Le couple infernal

Macron/Le Pen. Sont-ils à mettre dans le même sac ? C'est une question lancinante que je me pose depuis les élections européennes 2019, et ce qui me taraude c'est que je n'ai pas de réponse univoque.

Ce qui a changé depuis mai 2019, en tenant compte de ce qui se préparait dans les mois qui ont précédé, ce sont les stratégies mises au point par Macron d'un côté et Le Pen de l'autre. Des stratégies en miroir qui visent à créer deux pôles hégémoniques afin d'écarter durablement le spectre de la gauche. Et la gauche, pour ces deux pôles qui ne s'embarrassent pas de nuances, c'est tout ce qui conteste si peu que ce soit le système capitaliste,

Qu'en est-il de ces des pôles ?

Un premier pôle, social(?)-libéral*, consisterait à regrouper dans LaREM les libéraux dit éclairés : droites et centristes présentables, socialistes en rupture de ban, écologistes transcourants. Tout ce beau monde qui derrière des prétentions sociales et humanistes ne rechigne pas à recourir à des politiques de plus en plus liberticides tant est forte sa hantise des révoltes sociales et/ou populaires. Le deuxième pôle, national-libéral*, reviendrait à fusionner autour du RM les droites les plus conservatrices et autoritaires jusqu'aux fascistes avérés. Ces deux pôles concurrents clament de concert que le clivage droite-gauche n'a plus cours et aspirent à ce que la vie politique française soit dominée par leur duel.

Une véritable combine électorale

C'est ce qui a fait dire au secrétaire national du PCF, Fabien Roussel (conseil national du 15 juin 2019) « Il nous faut continuer à dénoncer leur complicité avec une véritable combine électorale qui les arrangent tous les deux et dont chacun espère sortir vainqueur. Ils disent s’opposer, Macron et son parti se présentant comme un rempart crédible et progressiste contre l’extrême droite mais, dans la réalité, dans la vie, nous les voyons se taper dans le dos à l’Assemblée, comme de vieux amis, s’embrasser dans les coulisses des plateaux télé. Quand l’extrême droite devient le meilleur ami et le meilleur ennemi du pouvoir en place, c’est dangereux pour la démocratie. Il y avait avant la bande des 4 que dénonçait le FN, il y a aujourd’hui un couple infernal qui va se battre jusqu’au bout pour gagner le pouvoir et anéantir notre démocratie. » Il n'est pas le seul à avoir qualifié d'infernal le couple, on trouve aussi duo, Macron-Le Pen. Ils surjouent un mano a mano, Macron pour garder le pouvoir en se présentant comme l'unique rempart contre la seconde, et cette dernière pour y accéder en se vantant d'être l'adversaire la plus résolue du premier.

Complices stratégiquement, concurrents électoralement

Le duo est-il notre ennemi commun en tant que deux expressions d'une même politique pro capitaliste. Mais si tel est le cas, peut-on imaginer qu'après n'avoir épargné ni l'un ni l'autre il soit possible dans certaines circonstances électorales de départager l'un de l'autre. Et pourtant, le pôle RM ne serait-il pas plus dangereux que le pôle LaREM ? Ces questionnements sont lancinantes pour tout antifasciste, d'autant qu'il ne ignorer que la période politique a totalement changé depuis l'élection présidentielle de 1995 où il avait voté au second tour Chirac contre Le Pen père.
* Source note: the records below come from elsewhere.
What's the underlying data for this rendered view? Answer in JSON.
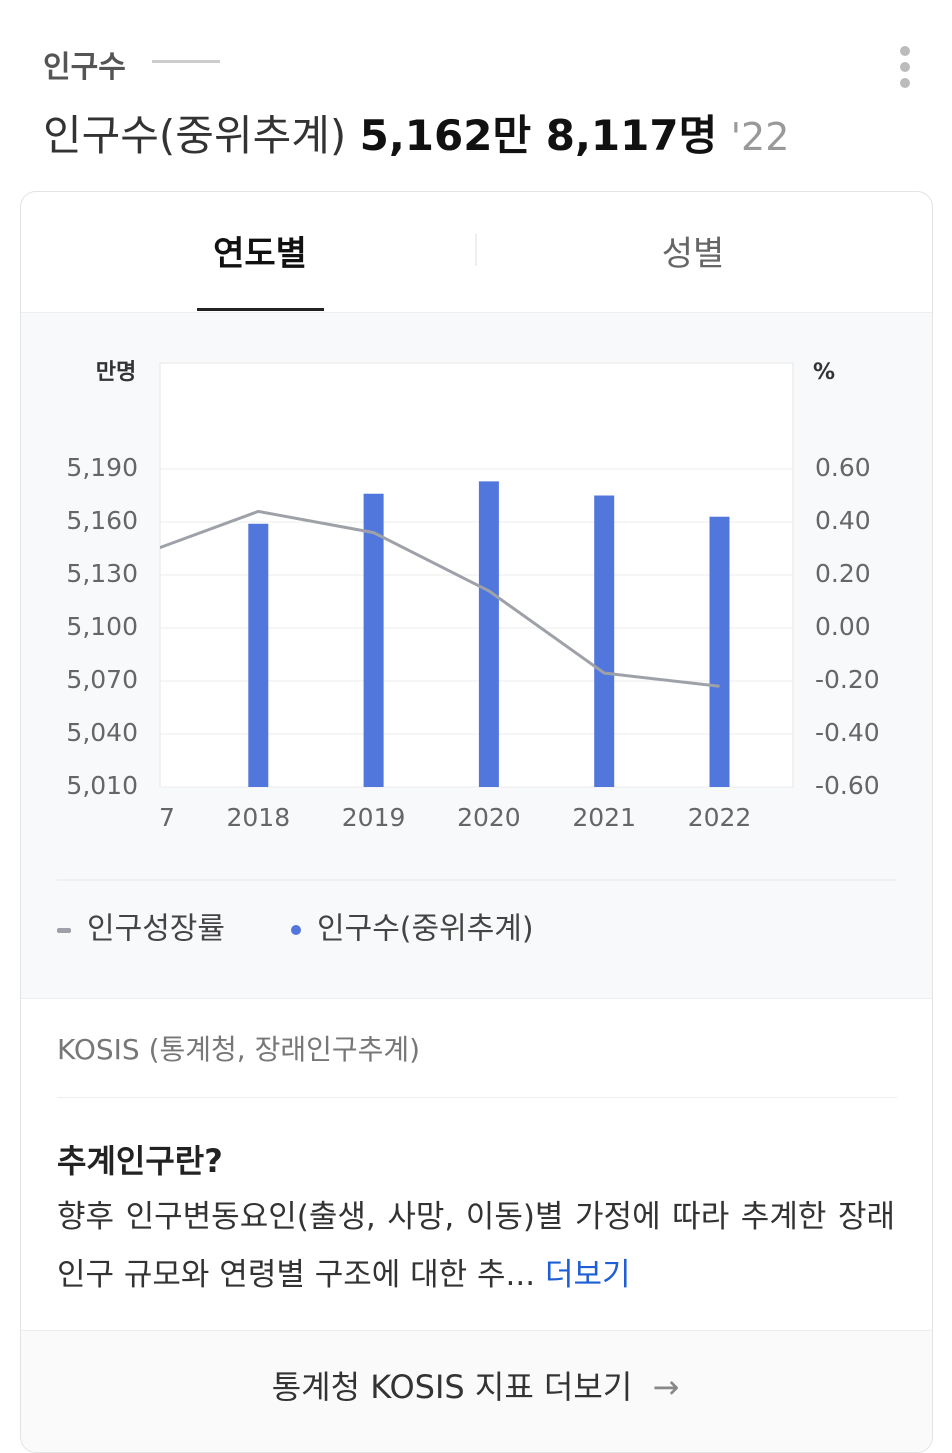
{
  "header": {
    "category": "인구수",
    "title": "인구수(중위추계)",
    "value": "5,162만 8,117명",
    "year": "'22"
  },
  "tabs": [
    "연도별",
    "성별"
  ],
  "chart_data": {
    "type": "bar",
    "y_label": "만명",
    "y2_label": "%",
    "categories": [
      "7",
      "2018",
      "2019",
      "2020",
      "2021",
      "2022"
    ],
    "series": [
      {
        "name": "인구성장률",
        "type": "line",
        "axis": "y2",
        "color": "#9ea2a8",
        "values": [
          0.28,
          0.44,
          0.36,
          0.14,
          -0.17,
          -0.22
        ]
      },
      {
        "name": "인구수(중위추계)",
        "type": "bar",
        "color": "#5176dc",
        "values": [
          null,
          5159,
          5176,
          5183,
          5175,
          5163
        ]
      }
    ],
    "ylim": [
      5010,
      5250
    ],
    "yticks": [
      {
        "value": 5010,
        "label": "5,010"
      },
      {
        "value": 5040,
        "label": "5,040"
      },
      {
        "value": 5070,
        "label": "5,070"
      },
      {
        "value": 5100,
        "label": "5,100"
      },
      {
        "value": 5130,
        "label": "5,130"
      },
      {
        "value": 5160,
        "label": "5,160"
      },
      {
        "value": 5190,
        "label": "5,190"
      }
    ],
    "y2lim": [
      -0.6,
      1.0
    ],
    "y2ticks": [
      {
        "value": -0.6,
        "label": "-0.60"
      },
      {
        "value": -0.4,
        "label": "-0.40"
      },
      {
        "value": -0.2,
        "label": "-0.20"
      },
      {
        "value": 0,
        "label": "0.00"
      },
      {
        "value": 0.2,
        "label": "0.20"
      },
      {
        "value": 0.4,
        "label": "0.40"
      },
      {
        "value": 0.6,
        "label": "0.60"
      }
    ],
    "grid": true
  },
  "source": "KOSIS (통계청, 장래인구추계)",
  "description": {
    "title": "추계인구란?",
    "text": "향후 인구변동요인(출생, 사망, 이동)별 가정에 따라 추계한 장래인구 규모와 연령별 구조에 대한 추...",
    "more": "더보기"
  },
  "footer": "통계청 KOSIS 지표 더보기"
}
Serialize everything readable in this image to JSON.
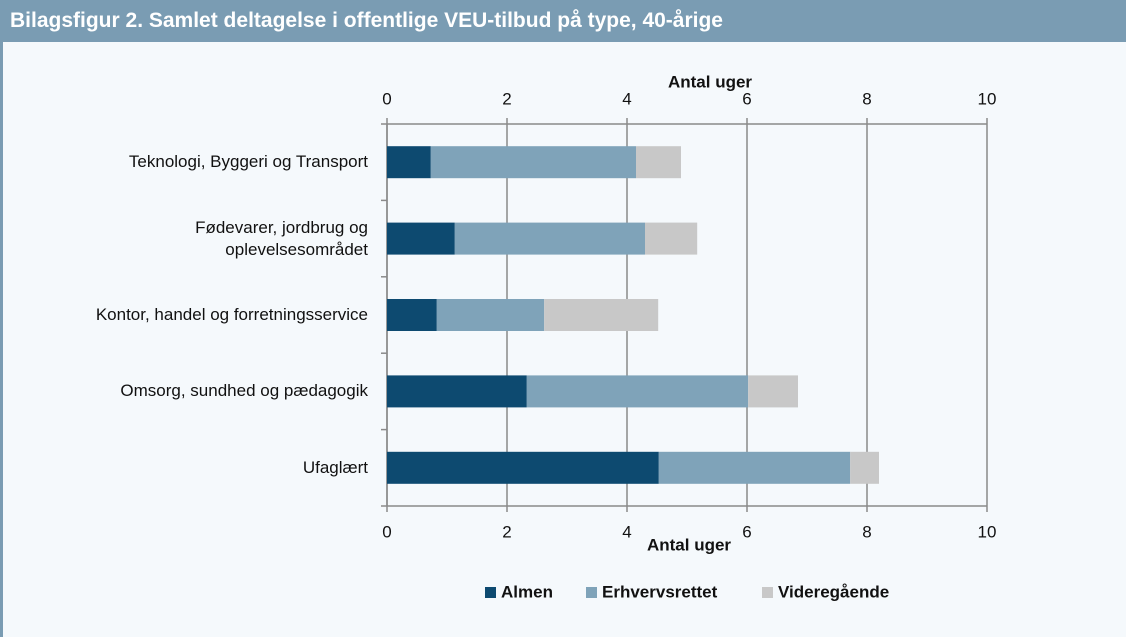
{
  "chart_data": {
    "type": "stacked-barh",
    "title": "Bilagsfigur 2. Samlet deltagelse i offentlige VEU-tilbud på type, 40-årige",
    "xlabel": "Antal uger",
    "categories": [
      "Teknologi, Byggeri og Transport",
      "Fødevarer, jordbrug og oplevelsesområdet",
      "Kontor, handel og forretningsservice",
      "Omsorg, sundhed og pædagogik",
      "Ufaglært"
    ],
    "series": [
      {
        "name": "Almen",
        "color": "#0d4a70",
        "values": [
          0.73,
          1.13,
          0.83,
          2.33,
          4.53
        ]
      },
      {
        "name": "Erhvervsrettet",
        "color": "#7fa3b9",
        "values": [
          3.42,
          3.17,
          1.79,
          3.69,
          3.19
        ]
      },
      {
        "name": "Videregående",
        "color": "#c8c8c8",
        "values": [
          0.75,
          0.87,
          1.9,
          0.83,
          0.48
        ]
      }
    ],
    "xlim": [
      0,
      10
    ],
    "xticks": [
      0,
      2,
      4,
      6,
      8,
      10
    ],
    "grid": true,
    "legend": "bottom"
  }
}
Au surplus, la situation n'est plus du tout la même depuis que Macron a accédé au pouvoir, comme je crois l'avoir montré.

Les responsabilités des gauches radicales

En l'état de ma réflexion j'enrage de ne pouvoir répondre clairement à ces questionnements. Par contre j'ai quelques certitudes quant aux responsabilités des gauches radicales ou de transformation sociale. Je vois trois exigences : Se rassembler en mettant sur la table accords et désaccords, ne pas ostraciser les socialistes qui résistent encore aux sirènes libérales, créer les conditions pour que les citoyen.ne.s occupent une place essentielle dans ce rassemblement. J'ai conscience des difficultés extrêmes qu'il faudra surmonter si j'en juge par les comportements dominants des directions LFI et EELV. Concernant la direction du PCF, j'espère qu'elle s'en tiendra aux recommandations formulées par Ian Brossat le 26 mai au soir après l'annonce des résultats des élections européennes : « J’ai l’intime conviction que l’avenir passe par l’humilité, le travail collectif, le respect mutuel, le refus de la tentation hégémonique. Ecoutons-nous, respectons-nous, travaillons ensemble ».